If i were to but a heat mat for a bearded dragon in case it gets cold at night, how many watts should it be and what thermostat should i get? Thanks!:notworthy:


----------



## lil05 (Jul 22, 2008)

heya if your room doesnt drop less than 10c (or f) i cant remember then it should be fine for him


----------



## Antw23uk (Jan 12, 2009)

Beardies can and should be allowed to cool down to 70-75F at night so no need for a heat mat, especially this time of the year.

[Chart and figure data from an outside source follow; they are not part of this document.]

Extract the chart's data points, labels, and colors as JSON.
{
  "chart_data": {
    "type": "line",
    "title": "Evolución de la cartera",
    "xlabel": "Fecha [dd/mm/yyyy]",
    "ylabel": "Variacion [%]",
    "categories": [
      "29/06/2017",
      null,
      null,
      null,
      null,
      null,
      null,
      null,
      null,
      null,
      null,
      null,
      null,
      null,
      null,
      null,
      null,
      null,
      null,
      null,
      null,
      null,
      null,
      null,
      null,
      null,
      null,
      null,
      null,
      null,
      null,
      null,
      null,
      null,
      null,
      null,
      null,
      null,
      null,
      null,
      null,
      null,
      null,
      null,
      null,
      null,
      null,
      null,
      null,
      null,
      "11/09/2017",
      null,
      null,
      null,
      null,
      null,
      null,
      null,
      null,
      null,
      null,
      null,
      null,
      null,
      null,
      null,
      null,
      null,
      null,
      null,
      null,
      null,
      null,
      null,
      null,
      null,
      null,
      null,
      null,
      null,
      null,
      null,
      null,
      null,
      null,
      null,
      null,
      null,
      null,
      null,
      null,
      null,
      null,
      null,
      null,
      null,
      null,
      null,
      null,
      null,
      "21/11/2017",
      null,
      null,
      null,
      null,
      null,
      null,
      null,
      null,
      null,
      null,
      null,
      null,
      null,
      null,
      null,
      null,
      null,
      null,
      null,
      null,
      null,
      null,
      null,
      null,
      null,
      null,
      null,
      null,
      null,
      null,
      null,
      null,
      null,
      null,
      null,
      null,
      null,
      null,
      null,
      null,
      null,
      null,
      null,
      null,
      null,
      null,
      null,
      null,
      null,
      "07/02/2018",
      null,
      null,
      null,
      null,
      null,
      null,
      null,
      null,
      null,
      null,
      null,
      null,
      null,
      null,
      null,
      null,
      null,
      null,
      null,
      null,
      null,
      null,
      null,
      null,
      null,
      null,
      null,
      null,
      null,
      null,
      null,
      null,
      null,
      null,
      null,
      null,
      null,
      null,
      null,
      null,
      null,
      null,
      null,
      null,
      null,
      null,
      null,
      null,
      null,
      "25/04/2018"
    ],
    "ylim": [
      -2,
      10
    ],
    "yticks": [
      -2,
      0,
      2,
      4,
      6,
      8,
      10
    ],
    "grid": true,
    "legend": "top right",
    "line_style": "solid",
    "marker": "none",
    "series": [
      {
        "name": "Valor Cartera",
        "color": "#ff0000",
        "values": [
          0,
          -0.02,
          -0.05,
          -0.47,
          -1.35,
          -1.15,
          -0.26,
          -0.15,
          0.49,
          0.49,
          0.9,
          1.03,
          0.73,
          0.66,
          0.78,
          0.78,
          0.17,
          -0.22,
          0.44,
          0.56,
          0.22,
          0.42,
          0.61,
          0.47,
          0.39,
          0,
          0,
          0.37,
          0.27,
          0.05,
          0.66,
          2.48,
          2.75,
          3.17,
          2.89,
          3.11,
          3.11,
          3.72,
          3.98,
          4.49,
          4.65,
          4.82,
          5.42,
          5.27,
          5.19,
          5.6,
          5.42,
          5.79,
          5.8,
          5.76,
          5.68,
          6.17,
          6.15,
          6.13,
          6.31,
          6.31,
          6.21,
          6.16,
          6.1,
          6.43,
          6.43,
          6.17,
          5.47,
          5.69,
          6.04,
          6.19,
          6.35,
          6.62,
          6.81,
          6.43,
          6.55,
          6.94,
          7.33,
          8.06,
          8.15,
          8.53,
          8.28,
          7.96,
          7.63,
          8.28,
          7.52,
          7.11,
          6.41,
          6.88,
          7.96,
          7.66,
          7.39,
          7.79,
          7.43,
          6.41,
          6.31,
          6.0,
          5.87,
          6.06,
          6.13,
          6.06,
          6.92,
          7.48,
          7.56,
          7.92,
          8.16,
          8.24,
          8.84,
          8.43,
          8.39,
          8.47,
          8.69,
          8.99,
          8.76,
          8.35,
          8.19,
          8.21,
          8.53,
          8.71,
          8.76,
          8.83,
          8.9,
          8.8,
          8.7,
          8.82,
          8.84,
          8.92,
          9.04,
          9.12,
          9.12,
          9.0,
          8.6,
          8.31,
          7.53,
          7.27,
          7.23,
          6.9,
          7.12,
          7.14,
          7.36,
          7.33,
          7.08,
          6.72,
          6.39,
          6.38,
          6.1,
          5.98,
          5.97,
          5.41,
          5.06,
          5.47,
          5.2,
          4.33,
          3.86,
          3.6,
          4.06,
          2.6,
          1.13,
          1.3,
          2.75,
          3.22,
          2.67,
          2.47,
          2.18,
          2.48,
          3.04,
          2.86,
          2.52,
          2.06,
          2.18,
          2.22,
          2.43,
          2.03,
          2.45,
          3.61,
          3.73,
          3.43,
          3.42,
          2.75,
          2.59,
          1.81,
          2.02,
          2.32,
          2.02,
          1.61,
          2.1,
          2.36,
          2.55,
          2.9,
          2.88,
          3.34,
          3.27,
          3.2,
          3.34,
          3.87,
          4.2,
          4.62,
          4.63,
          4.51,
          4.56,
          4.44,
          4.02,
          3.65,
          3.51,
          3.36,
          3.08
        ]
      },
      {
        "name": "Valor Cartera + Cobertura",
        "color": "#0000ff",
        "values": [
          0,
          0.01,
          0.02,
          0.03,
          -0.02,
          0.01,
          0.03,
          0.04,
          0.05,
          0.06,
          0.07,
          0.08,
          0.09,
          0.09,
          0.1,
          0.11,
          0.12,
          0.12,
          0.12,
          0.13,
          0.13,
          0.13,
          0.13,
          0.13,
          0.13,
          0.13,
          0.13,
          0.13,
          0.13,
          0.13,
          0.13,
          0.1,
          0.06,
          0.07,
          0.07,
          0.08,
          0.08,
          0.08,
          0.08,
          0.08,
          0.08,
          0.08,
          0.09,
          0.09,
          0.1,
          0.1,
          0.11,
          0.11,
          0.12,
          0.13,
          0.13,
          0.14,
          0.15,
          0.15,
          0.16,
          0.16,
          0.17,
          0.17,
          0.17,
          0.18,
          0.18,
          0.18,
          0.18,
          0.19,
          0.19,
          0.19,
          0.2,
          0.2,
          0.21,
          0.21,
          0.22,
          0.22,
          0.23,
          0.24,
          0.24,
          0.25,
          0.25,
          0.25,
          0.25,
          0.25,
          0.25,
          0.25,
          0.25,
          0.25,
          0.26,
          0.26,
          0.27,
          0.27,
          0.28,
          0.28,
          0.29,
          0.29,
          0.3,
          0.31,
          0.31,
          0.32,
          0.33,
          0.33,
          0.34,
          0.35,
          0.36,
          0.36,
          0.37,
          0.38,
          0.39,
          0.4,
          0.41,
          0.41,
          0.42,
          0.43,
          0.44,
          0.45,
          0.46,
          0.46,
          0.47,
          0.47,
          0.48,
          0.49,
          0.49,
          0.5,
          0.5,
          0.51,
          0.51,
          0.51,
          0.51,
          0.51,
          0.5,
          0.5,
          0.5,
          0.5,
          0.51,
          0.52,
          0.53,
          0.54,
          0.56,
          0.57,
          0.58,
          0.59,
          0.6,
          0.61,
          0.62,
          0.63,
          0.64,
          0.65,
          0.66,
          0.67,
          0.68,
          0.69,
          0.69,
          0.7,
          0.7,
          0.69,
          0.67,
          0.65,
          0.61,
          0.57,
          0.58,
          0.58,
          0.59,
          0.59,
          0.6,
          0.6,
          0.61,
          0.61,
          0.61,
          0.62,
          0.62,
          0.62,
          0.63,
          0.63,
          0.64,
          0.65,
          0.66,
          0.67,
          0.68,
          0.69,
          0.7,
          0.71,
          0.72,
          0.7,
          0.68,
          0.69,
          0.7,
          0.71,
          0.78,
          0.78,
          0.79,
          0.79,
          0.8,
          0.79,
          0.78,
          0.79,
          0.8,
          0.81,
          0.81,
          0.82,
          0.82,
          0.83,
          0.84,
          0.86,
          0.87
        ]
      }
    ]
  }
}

I have a heat plate screwed to the roof of my viv attached to a mat stat and on a timer for the winter .... but then chances are she will be brumating anyway when i turn it all off and put her in a dark cupboard for a few months anyway, lol :2thumb:


----------



## oddsleepjunkie (Jul 11, 2009)

:?Hmmm... but sometimes my room does go below 70 f. I was wondering, if i was to keep one just in case, how many watts and should it cover the length of the viv? :hmm:


----------



## Antw23uk (Jan 12, 2009)

I guess it doesnt really matter because it will be attached to a thermostat like ALL heating sources should be.

I would get a mat 11x11 perhaps and put it on a timer (via the stat) so it comes on about 1200 midnight and off about 0500! To be honest i would invest in a temp gauge that reads temps at certain times and check just how cold your room gets. Chances are you wont need it. Good luck :2thumb:


----------